Alguns detalhes dos documentos e objetos expostos para esta ocasião, e ainda um apontamento da confraria

Com diferentes idades, quase todos habitantes de Baião, os visitantes partilharam um sentimento geral de alegria pela lembrança de um escritor que colocou o nome da região nas bocas do mundo. Alberto Teixeira Guerra foi o primeiro a chegar. Confessou não ter durante muitos anos sabido quem era Eça de Queiroz, mas reconhece que o autor é digno desta última viagem, com um destino especial. “Era merecedor de ir para aquele lugar, para o Panteão. Foi o maior romancista português. É a última homenagem que posso prestar a este grande homem: a minha presença cá”, reitera.
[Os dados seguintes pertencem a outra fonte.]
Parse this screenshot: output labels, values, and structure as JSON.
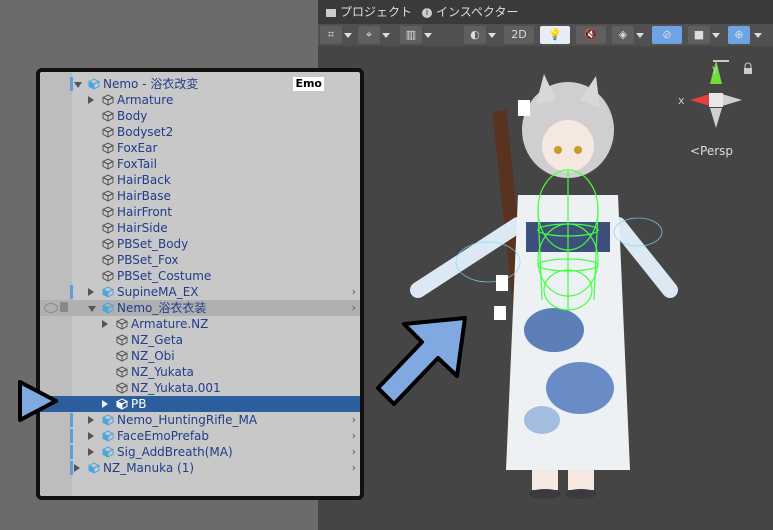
{
  "hierarchy": {
    "rows": [
      {
        "label": "Nemo - 浴衣改変",
        "indent": 0,
        "expand": "down",
        "prefab": true
      },
      {
        "label": "Armature",
        "indent": 1,
        "expand": "right",
        "prefab": false
      },
      {
        "label": "Body",
        "indent": 1,
        "expand": "none",
        "prefab": false
      },
      {
        "label": "Bodyset2",
        "indent": 1,
        "expand": "none",
        "prefab": false
      },
      {
        "label": "FoxEar",
        "indent": 1,
        "expand": "none",
        "prefab": false
      },
      {
        "label": "FoxTail",
        "indent": 1,
        "expand": "none",
        "prefab": false
      },
      {
        "label": "HairBack",
        "indent": 1,
        "expand": "none",
        "prefab": false
      },
      {
        "label": "HairBase",
        "indent": 1,
        "expand": "none",
        "prefab": false
      },
      {
        "label": "HairFront",
        "indent": 1,
        "expand": "none",
        "prefab": false
      },
      {
        "label": "HairSide",
        "indent": 1,
        "expand": "none",
        "prefab": false
      },
      {
        "label": "PBSet_Body",
        "indent": 1,
        "expand": "none",
        "prefab": false
      },
      {
        "label": "PBSet_Fox",
        "indent": 1,
        "expand": "none",
        "prefab": false
      },
      {
        "label": "PBSet_Costume",
        "indent": 1,
        "expand": "none",
        "prefab": false
      },
      {
        "label": "SupineMA_EX",
        "indent": 1,
        "expand": "right",
        "prefab": true
      },
      {
        "label": "Nemo_浴衣衣装",
        "indent": 1,
        "expand": "down",
        "prefab": true
      },
      {
        "label": "Armature.NZ",
        "indent": 2,
        "expand": "right",
        "prefab": false
      },
      {
        "label": "NZ_Geta",
        "indent": 2,
        "expand": "none",
        "prefab": false
      },
      {
        "label": "NZ_Obi",
        "indent": 2,
        "expand": "none",
        "prefab": false
      },
      {
        "label": "NZ_Yukata",
        "indent": 2,
        "expand": "none",
        "prefab": false
      },
      {
        "label": "NZ_Yukata.001",
        "indent": 2,
        "expand": "none",
        "prefab": false
      },
      {
        "label": "PB",
        "indent": 2,
        "expand": "right",
        "prefab": true
      },
      {
        "label": "Nemo_HuntingRifle_MA",
        "indent": 1,
        "expand": "right",
        "prefab": true
      },
      {
        "label": "FaceEmoPrefab",
        "indent": 1,
        "expand": "right",
        "prefab": true
      },
      {
        "label": "Sig_AddBreath(MA)",
        "indent": 1,
        "expand": "right",
        "prefab": true
      },
      {
        "label": "NZ_Manuka (1)",
        "indent": 0,
        "expand": "right",
        "prefab": true
      }
    ],
    "badge": "Emo",
    "selected_index": 20
  },
  "scene": {
    "tabs": [
      {
        "label": "プロジェクト",
        "icon": "folder-icon"
      },
      {
        "label": "インスペクター",
        "icon": "info-icon"
      }
    ],
    "toolbar_2d": "2D",
    "persp_label": "<Persp",
    "gizmo_x_label": "x",
    "gizmo_y_label": "y"
  },
  "colors": {
    "selection": "#2c5d9c",
    "arrow_fill": "#7fa9e0",
    "prefab_icon": "#4aa7e0"
  }
}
Para muitos, a notícia da trasladação foi recebida de braços abertos, mas também houve  discordância na matéria. Um desagrado que levou mesmo um grupo de cidadãos a reunir-se em protesto junto ao cemitério da região, tentando vincar o descontentamento com a decisão — ainda que já estivesse tomada. “Não fui consultado para o efeito, ninguém me perguntou. Só soubemos depois da proposta ter sido aprovada na Assembleia da República, ou seja, depois do facto consumado”, explica ao Observador António Fonseca, antigo presidente da União de Freguesias de Santa Cruz do Douro e São Tomé de Covelas, que garante que já no tempo em que exercia funções nunca foi questionado sobre a trasladação. “Os familiares que puseram a providência cautelar não foram consultados. Atendendo a essas duas referências — à Assembleia da Freguesia e aos familiares — achei que esta questão estava ferida de morte, porque era pouco democrática. Não se entende no regime democrático um comportamento destes”, sublinha.
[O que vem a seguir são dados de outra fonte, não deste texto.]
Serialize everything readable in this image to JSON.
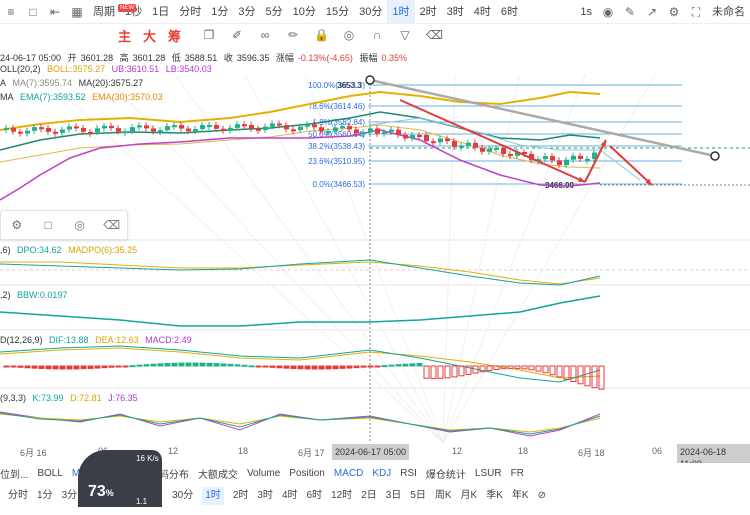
{
  "toolbar": {
    "items": [
      "1秒",
      "1日",
      "分时",
      "1分",
      "3分",
      "5分",
      "10分",
      "15分",
      "30分",
      "1时",
      "2时",
      "3时",
      "4时",
      "6时"
    ],
    "active": "1时",
    "period_label": "周期",
    "new_badge": "NEW",
    "interval_1s": "1s",
    "layout_name": "未命名"
  },
  "drawbar": {
    "zhu": "主",
    "da": "大",
    "chou": "筹"
  },
  "ohlc": {
    "date": "24-06-17 05:00",
    "open_label": "开",
    "open": "3601.28",
    "high_label": "高",
    "high": "3601.28",
    "low_label": "低",
    "low": "3588.51",
    "close_label": "收",
    "close": "3596.35",
    "chg_label": "涨幅",
    "chg": "-0.13%(-4.65)",
    "amp_label": "振幅",
    "amp": "0.35%"
  },
  "boll": {
    "name": "OLL(20,2)",
    "boll": "BOLL:3575.27",
    "ub": "UB:3610.51",
    "lb": "LB:3540.03"
  },
  "ma": {
    "name": "A",
    "ma7": "MA(7):3595.74",
    "ma20": "MA(20):3575.27"
  },
  "ema": {
    "name": "MA",
    "ema7": "EMA(7):3593.52",
    "ema30": "EMA(30):3570.03"
  },
  "fib": [
    {
      "label": "100.0%(3653.3)"
    },
    {
      "label": "78.6%(3614.46)"
    },
    {
      "label": "1.8%(3582.84)"
    },
    {
      "label": "50.0%(3560.64)"
    },
    {
      "label": "38.2%(3538.43)"
    },
    {
      "label": "23.6%(3510.95)"
    },
    {
      "label": "0.0%(3466.53)"
    }
  ],
  "high_mark": "3653.3",
  "low_mark": "3466.00",
  "dpo": {
    "name": ",6)",
    "dpo": "DPO:34.62",
    "madpo": "MADPO(6):35.25"
  },
  "bbw": {
    "name": ",2)",
    "bbw": "BBW:0.0197"
  },
  "macd": {
    "name": "D(12,26,9)",
    "dif": "DIF:13.88",
    "dea": "DEA:12.63",
    "macd": "MACD:2.49"
  },
  "kdj": {
    "name": "(9,3,3)",
    "k": "K:73.99",
    "d": "D:72.81",
    "j": "J:76.35"
  },
  "xaxis": {
    "labels": [
      "6月 16",
      "06",
      "12",
      "18",
      "6月 17",
      "12",
      "18",
      "6月 18",
      "06"
    ],
    "selected_left": "2024-06-17 05:00",
    "selected_right": "2024-06-18 11:00"
  },
  "indicators": [
    "BOLL",
    "MA",
    "EMA",
    "TD",
    "筹码分布",
    "大额成交",
    "Volume",
    "Position",
    "MACD",
    "KDJ",
    "RSI",
    "爆仓统计",
    "LSUR",
    "FR"
  ],
  "indicators_active": [
    "MA",
    "EMA",
    "MACD",
    "KDJ"
  ],
  "indicator_prefix": "位到...",
  "periods": [
    "分时",
    "1分",
    "3分",
    "30分",
    "1时",
    "2时",
    "3时",
    "4时",
    "6时",
    "12时",
    "2日",
    "3日",
    "5日",
    "周K",
    "月K",
    "季K",
    "年K"
  ],
  "period_active": "1时",
  "gauge": {
    "percent": "73",
    "pct_sign": "%",
    "up": "16",
    "up_unit": "K/s",
    "down": "1.1",
    "down_unit": "M/s"
  },
  "colors": {
    "accent": "#2b6de0",
    "up": "#1fb28a",
    "down": "#e33c3c"
  }
}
Mesmo não tendo sido consultada, existiu por parte da freguesia uma votação “contra a trasladação”. Entre as principais razões apontadas pelo antigo presidente da Junta está o respeito a dona Maria da Graça, casada com um neto de Eça. “Nós aqui em Baião conhecemos bem a história. Eça estava em Lisboa já há 90 anos, e a dona Maria da Graça conseguiu juntamente com o apoio de todos os netos vivos por unanimidade que ele viesse para Santa Cruz do Douro, contra a vontade do presidente da Câmara de Lisboa, Dr.Cruz Abecassis — que mostrou interesse em que Eça de Queiroz permanecesse em Lisboa”, conta.
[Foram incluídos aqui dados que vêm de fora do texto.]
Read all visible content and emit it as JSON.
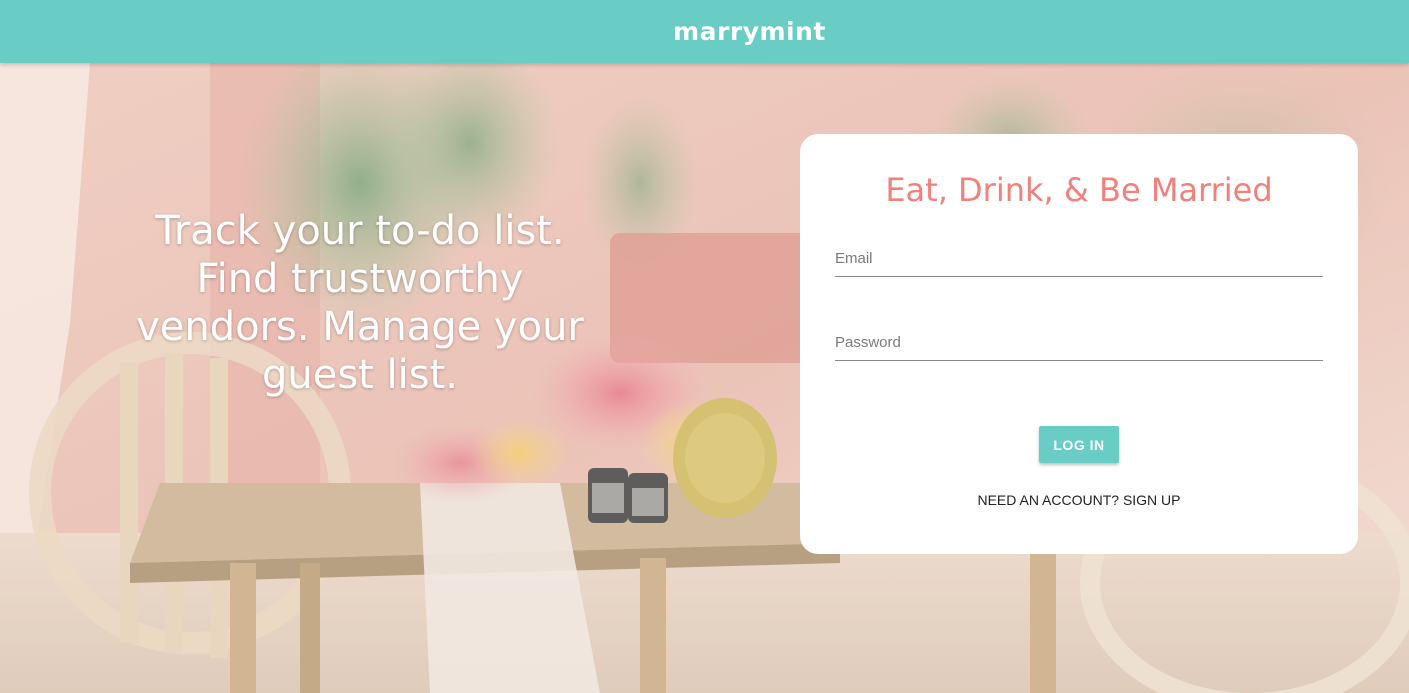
{
  "header": {
    "brand": "marrymint",
    "background_color": "#69cdc6"
  },
  "hero": {
    "tagline": "Track your to-do list. Find trustworthy vendors. Manage your guest list."
  },
  "login_card": {
    "title": "Eat, Drink, & Be Married",
    "title_color": "#f2807b",
    "email_placeholder": "Email",
    "email_value": "",
    "password_placeholder": "Password",
    "password_value": "",
    "login_label": "LOG IN",
    "signup_label": "NEED AN ACCOUNT? SIGN UP"
  }
}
Uma luta que António Fonseca garante que caso ainda fosse viva “ninguém ousaria” travar frente e Maria da Graça. Mas o baionense vai mais longe e assegura que o próprio escritor d’Os Maias não quereria esta mudança. “Também me custa ler a pedra tumular que diz: ‘Aqui jaz José Maria de Eça de Queiroz entre os seus’. Quem lê o livro “A Cidade e as Serras” far-me-há justiça se eu disser que havia nitidamente uma vontade muito grande e uma identificação muito grande da parte do escritor de estar num local que ele entendia como paradisíaco como é Santa Cruz do Douro”, remata.

Para além da “perda cultural”, António Fonseca teme que a retirada dos restos mortais de Eça de Queiroz possam afetar o desenvolvimento na região e trazer alguns constrangimentos à fundação. “Não me parece uma boa atitude da Fundação Eça de Queiroz e da parte do deputado que tomou esta atitude. O interior, pobre como é, em vez de nos trazerem mais-valias, ainda nos levam o pouco que nós temos. É incompreensível”, lamenta.

Do lado da Fundação Eça de Queiroz, de onde partiu a ideia para a trasladação, a perceção é outra. “Este é um momento de festa. Trata-se de um momento que é fúnebre, mas isso não significa que seja triste. É um povo erguido em festa, representado pela Assembleia da República, a homenagear um escritor maior. E nós, como Fundação estamos muito contentes por finalmente ter acontecido”, ressalva Afonso Reis Cabral ao Observador.

Cerca de uma centena de visitantes terão passado por Santa Cruz do Douro e pela morada que serve de cenário à obra "A Cidade e as Serras"

Sobre a manifestação que decorreu este domingo, Afonso Reis Cabral destaca que “qualquer pessoa tem o direito a manifestar-se”, mas que “este é um momento do futuro e não do passado” e sublinha que “a região vê este momento como uma dádiva generosa ao país e não como algo que a prejudica”. Deixa, por isso, de lado as preocupações de que a trasladação possa afetar, de algum modo, a Fundação Eça de Queiroz. “Ninguém, nunca conseguiria retirar Eça de Queiroz de Baião. A sede da Fundação Eça de Queiroz é em Baião. Isso sim marca a presença de Eça de Queiroz. Nós somos uma instituição cultural de relevância nacional. Somos uma casa-museu que guarda todo o espólio de Eça, além das centenas de iniciativas ao longo da nossa história, portanto nada faria com que Tormes ficasse menor”, conclui.

O adeus de Eça de Queiroz a Tormes estendeu-se até ao final da tarde deste domingo. Os restos mortais do escritor partem agora para Lisboa, com cerimónia marcada para a próxima quarta-feira com a presença do Presidente da República, primeiro-ministro e presidente da Assembleia da República. No Panteão, Eça irá juntar-se a autores como Almeida Garrett, João de Deus, Guerra Junqueiro e Sophia de Mello Breyener Andresen.